I mean, I actually try to draw lines that prevent me spending too much time actively online, a lesson learned the hard way; after work each day, I try to leave my phone/laptop/iPad alone until just before bed, and even then, that’s just me using whatever app to do some reading before I sleep. (And, if I’m brave, checking email to see that there’s nothing disastrous waiting for me in the morning.) But still; I work online, I interact with friends and family online, so much of my life is spent on the internet. It’s there for… everything. When you factor in the fact that my TV is powered by online streaming services instead of, you know, “traditional” television — something I’ve started to think of as being “passively” online — then it starts to feel omnipresent in a somewhat unsettling manner.

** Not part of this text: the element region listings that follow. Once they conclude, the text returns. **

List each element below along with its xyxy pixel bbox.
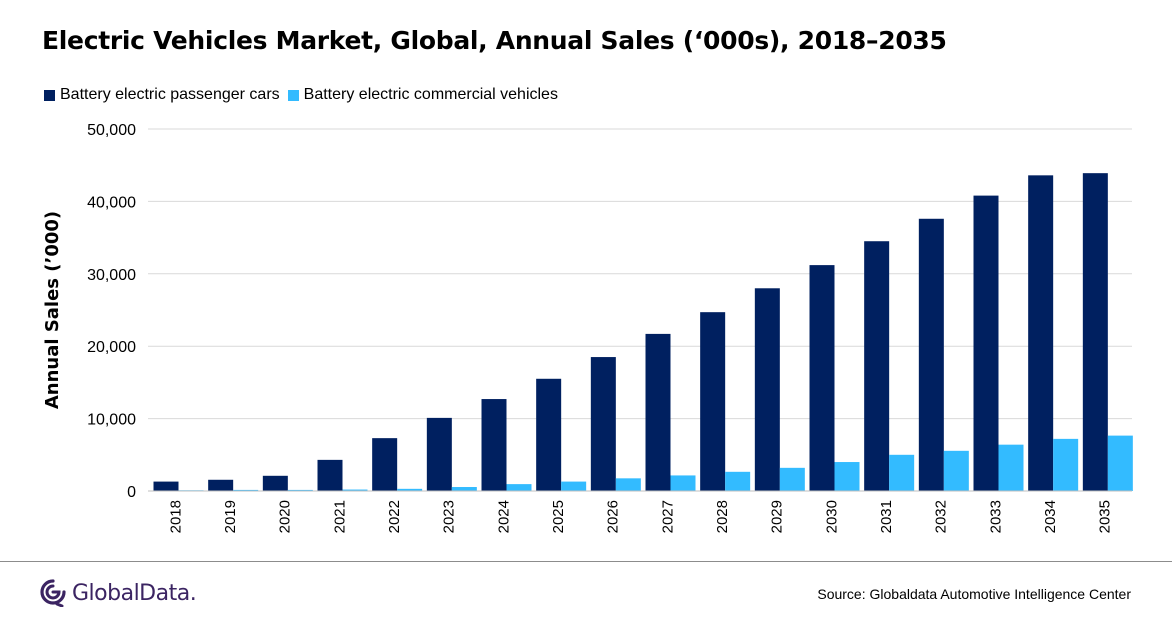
bar-commercial-vehicles (1107, 435, 1133, 491)
bar-passenger-cars (372, 438, 398, 491)
y-tick-label: 50,000 (87, 122, 136, 139)
bar-commercial-vehicles (1053, 438, 1079, 491)
x-tick-label: 2027 (659, 500, 676, 533)
bar-passenger-cars (754, 288, 780, 491)
x-tick-label: 2028 (714, 500, 731, 533)
bar-passenger-cars (208, 479, 234, 491)
x-tick-label: 2035 (1097, 500, 1114, 533)
chart-legend: Battery electric passenger cars Battery … (44, 86, 566, 104)
bar-commercial-vehicles (506, 484, 532, 491)
bar-commercial-vehicles (998, 444, 1024, 491)
bar-passenger-cars (262, 475, 288, 491)
bar-commercial-vehicles (233, 489, 259, 491)
x-tick-label: 2034 (1042, 500, 1059, 533)
x-tick-label: 2020 (277, 500, 294, 533)
logo-text: GlobalData. (72, 580, 197, 606)
x-tick-label: 2023 (441, 500, 458, 533)
bar-passenger-cars (1082, 173, 1108, 491)
x-tick-label: 2022 (386, 500, 403, 533)
legend-item-commercial-vehicles: Battery electric commercial vehicles (287, 86, 558, 104)
bar-commercial-vehicles (943, 450, 969, 491)
y-axis-title: Annual Sales (’000) (42, 211, 63, 409)
x-tick-label: 2030 (823, 500, 840, 533)
bar-passenger-cars (481, 399, 507, 491)
x-tick-label: 2029 (769, 500, 786, 533)
bar-commercial-vehicles (287, 489, 313, 491)
bar-passenger-cars (973, 195, 999, 491)
x-tick-label: 2018 (167, 500, 184, 533)
legend-item-passenger-cars: Battery electric passenger cars (44, 86, 280, 104)
y-tick-label: 20,000 (87, 339, 136, 356)
bar-passenger-cars (1028, 175, 1054, 491)
bar-chart: 0 10,000 20,000 30,000 40,000 50,000 Annual Sa… (42, 122, 1133, 533)
bar-commercial-vehicles (451, 487, 477, 491)
bar-commercial-vehicles (725, 471, 751, 491)
y-tick-label: 10,000 (87, 412, 136, 429)
bar-commercial-vehicles (615, 478, 641, 491)
bar-commercial-vehicles (889, 454, 915, 491)
bar-passenger-cars (317, 459, 343, 491)
footer-divider (0, 561, 1172, 562)
globaldata-logo-icon (40, 579, 66, 607)
bar-passenger-cars (809, 265, 835, 491)
bar-passenger-cars (918, 218, 944, 491)
legend-label-passenger-cars: Battery electric passenger cars (60, 86, 280, 103)
bar-passenger-cars (590, 357, 616, 491)
bar-passenger-cars (700, 312, 726, 491)
x-tick-label: 2032 (933, 500, 950, 533)
x-tick-label: 2024 (495, 500, 512, 533)
bar-commercial-vehicles (561, 481, 587, 491)
bar-passenger-cars (536, 378, 562, 491)
bar-commercial-vehicles (779, 467, 805, 491)
y-tick-label: 40,000 (87, 194, 136, 211)
bar-commercial-vehicles (342, 489, 368, 491)
globaldata-logo: GlobalData. (40, 579, 197, 607)
legend-swatch-commercial-vehicles (287, 89, 299, 101)
bar-passenger-cars (864, 241, 890, 491)
bar-passenger-cars (645, 333, 671, 491)
bar-passenger-cars (153, 481, 179, 491)
x-tick-label: 2026 (605, 500, 622, 533)
y-tick-label: 30,000 (87, 267, 136, 284)
bar-passenger-cars (426, 417, 452, 491)
x-tick-label: 2031 (878, 500, 895, 533)
y-tick-label: 0 (127, 484, 136, 501)
x-tick-label: 2033 (987, 500, 1004, 533)
bar-commercial-vehicles (670, 475, 696, 491)
source-note: Source: Globaldata Automotive Intelligen… (817, 586, 1131, 602)
legend-swatch-passenger-cars (44, 89, 55, 101)
bar-commercial-vehicles (834, 462, 860, 491)
x-tick-label: 2021 (331, 500, 348, 533)
bar-commercial-vehicles (397, 488, 423, 491)
legend-label-commercial-vehicles: Battery electric commercial vehicles (303, 86, 558, 103)
x-tick-label: 2025 (550, 500, 567, 533)
chart-title: Electric Vehicles Market, Global, Annual… (42, 26, 947, 55)
x-tick-label: 2019 (222, 500, 239, 533)
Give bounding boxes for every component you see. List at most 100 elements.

I still have the very strong sense memory of the internet being a limited resource, way back in the dial-up days: that you would “log on” for whatever purpose, and then get off the computer once that purpose was over — even if that purpose was (as was the case for me) looking up long screeds written by old fanboys about the history of the Legion of Super-Heroes, or Jack Kirby’s Fourth World, or whatever. The sound of the dial-up, the feeling of needing to get on and off the internet in as little time as possible because, hell, someone might need to use the phone.
There’s something about that that I miss, now; the idea of the internet as a destination, perhaps, something you actively choose to do, a place to visit but not somewhere that is ever-present all around us. We used to call the internet things like “the world wide web” and “the information superhighway,” both of which suggested these tangible, physical locations or entities, and there was something about that that made it seem like these were places you could “go,” as opposed to some state that we permanently exist in and have to report in to regularly.
Remember an internet we didn’t live in? I miss that.